The University of Minnesota created a quadcopter controlled by your mind. Put on the hat, just think left and it goes left, think up and it goes up. Pretty amazing!
Whilst these may be a little way off from changing our daily lives, development focus on natural user interfaces (NUIs) is well underway both in the commercial and medical world. NUI is simply the adaption of technology to human behaviour such as voice, gesture, eye or body movement, and yes, even thought control. The ambition is to create a seamless experience between the physical and digital worlds that we now inhabit.
Some everyday NUIs already exist, such as Siri, Kinect and Leap Motion, but they have not yet become all pervasive. There are a number of reasons for this. However, large companies such as Apple, Microsoft, Samsung and Google, to name but a few, are charging ahead with development.
Consumers' desire to be able to waggle your fingers, wave your hand and so on in order to interact with whatever they are doing in the digital universe is also growing.
According to the Asian Human Interface Index, 56 per cent of respondents would like to interact with devices through air motion gestures, and 67 per cent through voice commands.
There is also significant activity around NUI in the startup community. For example, in 2013 Google acquired Flutter, a company whose ambition in its words is “to power the eyes of our devices”. Its premise is you can control any interaction with the wave of a hand. What makes it clever and unique is it uses the camera in your device or your webcam to do this.

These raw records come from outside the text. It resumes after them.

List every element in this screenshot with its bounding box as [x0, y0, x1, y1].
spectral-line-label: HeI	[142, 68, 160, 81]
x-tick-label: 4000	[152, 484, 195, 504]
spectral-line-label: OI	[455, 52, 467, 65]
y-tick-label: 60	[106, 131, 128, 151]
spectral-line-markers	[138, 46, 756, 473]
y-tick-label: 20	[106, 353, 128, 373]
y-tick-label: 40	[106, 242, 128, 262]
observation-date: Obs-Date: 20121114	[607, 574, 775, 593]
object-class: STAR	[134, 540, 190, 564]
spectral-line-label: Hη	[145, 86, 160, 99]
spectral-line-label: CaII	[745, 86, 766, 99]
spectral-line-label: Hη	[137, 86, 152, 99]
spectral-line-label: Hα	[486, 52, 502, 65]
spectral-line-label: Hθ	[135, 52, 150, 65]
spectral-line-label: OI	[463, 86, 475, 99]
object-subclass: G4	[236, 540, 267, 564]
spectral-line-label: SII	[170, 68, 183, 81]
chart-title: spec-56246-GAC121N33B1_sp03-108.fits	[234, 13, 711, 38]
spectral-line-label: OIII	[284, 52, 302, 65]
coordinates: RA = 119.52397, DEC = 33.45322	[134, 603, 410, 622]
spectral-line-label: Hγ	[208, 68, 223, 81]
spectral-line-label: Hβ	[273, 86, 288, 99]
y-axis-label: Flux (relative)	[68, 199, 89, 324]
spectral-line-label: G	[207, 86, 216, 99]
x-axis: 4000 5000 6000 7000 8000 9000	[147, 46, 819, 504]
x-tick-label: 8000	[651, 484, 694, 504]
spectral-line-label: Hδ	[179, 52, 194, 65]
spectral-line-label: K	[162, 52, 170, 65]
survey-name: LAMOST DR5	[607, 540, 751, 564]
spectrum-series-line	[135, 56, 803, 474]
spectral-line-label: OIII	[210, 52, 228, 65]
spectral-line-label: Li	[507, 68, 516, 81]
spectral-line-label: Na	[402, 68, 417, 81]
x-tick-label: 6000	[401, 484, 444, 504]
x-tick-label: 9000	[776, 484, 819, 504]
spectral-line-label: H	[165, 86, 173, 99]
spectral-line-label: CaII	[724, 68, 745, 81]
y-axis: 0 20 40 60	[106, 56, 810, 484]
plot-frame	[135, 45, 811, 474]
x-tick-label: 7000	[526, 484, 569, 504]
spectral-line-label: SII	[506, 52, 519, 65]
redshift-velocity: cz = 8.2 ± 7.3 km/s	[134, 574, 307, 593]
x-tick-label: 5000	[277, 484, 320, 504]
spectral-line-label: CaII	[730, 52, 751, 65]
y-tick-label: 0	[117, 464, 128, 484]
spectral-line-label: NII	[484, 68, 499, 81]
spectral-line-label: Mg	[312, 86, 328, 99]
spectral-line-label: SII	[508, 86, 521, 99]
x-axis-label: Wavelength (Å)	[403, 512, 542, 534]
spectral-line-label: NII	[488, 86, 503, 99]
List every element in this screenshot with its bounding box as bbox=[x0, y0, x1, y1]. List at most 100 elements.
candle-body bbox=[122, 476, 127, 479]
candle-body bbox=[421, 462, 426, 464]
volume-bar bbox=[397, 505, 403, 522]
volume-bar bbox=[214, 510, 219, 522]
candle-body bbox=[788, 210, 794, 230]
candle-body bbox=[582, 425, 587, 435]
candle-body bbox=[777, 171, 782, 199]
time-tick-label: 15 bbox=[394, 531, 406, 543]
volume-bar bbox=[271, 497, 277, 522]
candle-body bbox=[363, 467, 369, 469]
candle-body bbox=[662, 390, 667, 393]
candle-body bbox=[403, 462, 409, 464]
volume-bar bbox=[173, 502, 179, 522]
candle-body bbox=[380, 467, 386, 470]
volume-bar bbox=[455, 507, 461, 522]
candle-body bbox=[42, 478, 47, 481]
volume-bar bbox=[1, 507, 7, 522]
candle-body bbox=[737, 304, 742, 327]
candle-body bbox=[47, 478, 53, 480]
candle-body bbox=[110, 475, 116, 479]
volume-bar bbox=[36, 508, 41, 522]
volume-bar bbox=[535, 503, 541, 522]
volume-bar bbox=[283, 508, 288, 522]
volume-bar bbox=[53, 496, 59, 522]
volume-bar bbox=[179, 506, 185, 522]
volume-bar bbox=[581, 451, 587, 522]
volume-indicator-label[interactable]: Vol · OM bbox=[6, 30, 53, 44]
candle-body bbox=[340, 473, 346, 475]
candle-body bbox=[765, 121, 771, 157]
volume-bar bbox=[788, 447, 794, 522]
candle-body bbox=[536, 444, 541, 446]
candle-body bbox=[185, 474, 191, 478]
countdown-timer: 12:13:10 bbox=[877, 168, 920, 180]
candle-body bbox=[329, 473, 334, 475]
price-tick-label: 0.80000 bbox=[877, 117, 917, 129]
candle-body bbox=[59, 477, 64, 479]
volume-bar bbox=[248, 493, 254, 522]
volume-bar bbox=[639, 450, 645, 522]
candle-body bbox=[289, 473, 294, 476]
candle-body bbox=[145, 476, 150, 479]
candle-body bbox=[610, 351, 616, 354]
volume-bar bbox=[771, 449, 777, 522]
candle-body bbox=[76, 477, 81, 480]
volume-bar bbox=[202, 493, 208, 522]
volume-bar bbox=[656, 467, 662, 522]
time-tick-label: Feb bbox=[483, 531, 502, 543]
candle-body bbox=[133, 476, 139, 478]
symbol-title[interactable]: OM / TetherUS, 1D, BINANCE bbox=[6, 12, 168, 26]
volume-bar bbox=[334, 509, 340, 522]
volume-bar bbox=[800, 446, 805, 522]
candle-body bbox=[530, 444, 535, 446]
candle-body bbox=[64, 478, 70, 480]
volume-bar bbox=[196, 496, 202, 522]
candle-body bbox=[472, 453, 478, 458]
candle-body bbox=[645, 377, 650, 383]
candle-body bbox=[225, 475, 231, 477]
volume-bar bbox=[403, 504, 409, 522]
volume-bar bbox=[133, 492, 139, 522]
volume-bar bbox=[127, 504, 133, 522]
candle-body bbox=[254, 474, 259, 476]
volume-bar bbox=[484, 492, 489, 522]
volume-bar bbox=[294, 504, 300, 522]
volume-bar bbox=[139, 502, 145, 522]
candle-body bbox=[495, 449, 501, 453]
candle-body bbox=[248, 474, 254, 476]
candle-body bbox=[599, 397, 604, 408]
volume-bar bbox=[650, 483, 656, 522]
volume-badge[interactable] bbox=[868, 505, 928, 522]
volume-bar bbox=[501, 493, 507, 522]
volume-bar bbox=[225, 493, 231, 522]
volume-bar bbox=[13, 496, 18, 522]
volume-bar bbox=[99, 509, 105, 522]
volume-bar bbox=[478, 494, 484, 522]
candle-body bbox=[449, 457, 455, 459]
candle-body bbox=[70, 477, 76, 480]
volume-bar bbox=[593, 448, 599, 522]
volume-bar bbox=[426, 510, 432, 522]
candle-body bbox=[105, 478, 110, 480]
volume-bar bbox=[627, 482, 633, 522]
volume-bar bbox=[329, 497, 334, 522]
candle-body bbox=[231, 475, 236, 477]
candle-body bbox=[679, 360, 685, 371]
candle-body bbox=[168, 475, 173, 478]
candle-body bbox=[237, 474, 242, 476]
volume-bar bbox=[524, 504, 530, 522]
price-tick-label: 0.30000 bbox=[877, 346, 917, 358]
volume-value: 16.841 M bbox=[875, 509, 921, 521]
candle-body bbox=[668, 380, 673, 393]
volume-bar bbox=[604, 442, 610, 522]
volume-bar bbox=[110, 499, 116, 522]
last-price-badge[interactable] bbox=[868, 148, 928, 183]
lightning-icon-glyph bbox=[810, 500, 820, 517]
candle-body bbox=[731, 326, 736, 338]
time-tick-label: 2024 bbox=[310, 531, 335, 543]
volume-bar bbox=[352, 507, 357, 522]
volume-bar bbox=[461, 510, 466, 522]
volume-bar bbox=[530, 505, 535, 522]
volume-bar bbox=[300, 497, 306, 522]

There are some who believe that whilst NUIs are without doubt the future, humans are still tactile and the sensation of touch is important. Redux Labs, a haptic startup, believes this and is building screens that create "bending waves" to deliver sensation at specific points in the user experience. This can create a virtual button or a scroll bar that you would feel under your finger.
So what is my point? Each new wave of technology blurs the physical and digital divide in our behaviour while also changing our expectations of how we can interact. Each advance creates new opportunities for brands to engage consumers.

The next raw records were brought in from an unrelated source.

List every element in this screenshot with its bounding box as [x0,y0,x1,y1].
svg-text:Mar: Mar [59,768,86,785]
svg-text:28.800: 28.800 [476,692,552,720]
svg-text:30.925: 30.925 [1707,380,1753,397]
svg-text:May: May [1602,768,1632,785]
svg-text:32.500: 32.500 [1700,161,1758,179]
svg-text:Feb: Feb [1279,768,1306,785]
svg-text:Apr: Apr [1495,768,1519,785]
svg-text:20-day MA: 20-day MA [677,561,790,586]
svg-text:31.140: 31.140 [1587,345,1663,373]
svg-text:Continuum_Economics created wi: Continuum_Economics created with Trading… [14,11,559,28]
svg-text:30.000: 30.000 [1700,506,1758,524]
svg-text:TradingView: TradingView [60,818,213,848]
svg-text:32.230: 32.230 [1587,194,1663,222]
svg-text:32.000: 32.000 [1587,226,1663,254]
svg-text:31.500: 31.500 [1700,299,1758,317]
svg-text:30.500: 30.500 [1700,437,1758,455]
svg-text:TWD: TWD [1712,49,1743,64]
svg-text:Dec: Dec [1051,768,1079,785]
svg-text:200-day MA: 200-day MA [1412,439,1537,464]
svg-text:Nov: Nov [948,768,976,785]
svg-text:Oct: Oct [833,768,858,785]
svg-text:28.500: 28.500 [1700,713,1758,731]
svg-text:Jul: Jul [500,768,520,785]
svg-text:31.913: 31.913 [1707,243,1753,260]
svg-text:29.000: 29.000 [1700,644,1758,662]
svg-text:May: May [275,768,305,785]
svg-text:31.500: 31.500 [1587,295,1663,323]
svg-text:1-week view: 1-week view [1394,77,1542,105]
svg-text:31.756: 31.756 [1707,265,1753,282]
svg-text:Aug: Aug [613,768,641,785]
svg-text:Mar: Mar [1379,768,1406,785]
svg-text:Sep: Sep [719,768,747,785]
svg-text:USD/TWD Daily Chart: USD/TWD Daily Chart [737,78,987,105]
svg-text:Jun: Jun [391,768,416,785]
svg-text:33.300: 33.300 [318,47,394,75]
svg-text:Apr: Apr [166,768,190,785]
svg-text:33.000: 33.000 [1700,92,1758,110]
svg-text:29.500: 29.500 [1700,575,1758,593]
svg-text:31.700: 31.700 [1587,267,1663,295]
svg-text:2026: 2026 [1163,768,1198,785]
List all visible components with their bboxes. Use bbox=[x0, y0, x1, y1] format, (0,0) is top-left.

In the Fiat Live store you can connect into the site and a real person with a head cam becomes your personal avatar, taking you on a guided tour of the car based on your questions and requirements. Once connected, everything is voice and gesture controlled. It is a revolutionary way to view a car without having to actually go to a showroom.
Now imagine that haptics technology was embedded in whatever device you were using, so potentially you could have the sensation of running your hand over the cloth or leather of the seat or dashboard whilst chatting away with your avatar. This adds a new dimension. Why go to a physical store when you can see, feel and buy a product 100 per cent digitally and get it delivered directly to your home?
NUIs are currently all single-stream use. Uptake will really accelerate when we make it relevant to everyone on a mass scale. Think about how many times you might be speaking to someone, typing and thinking of something else all at the same time. Being able to type, open a file with a gesture and say the name of song that then starts playing will be when NUIs align to our true behaviour.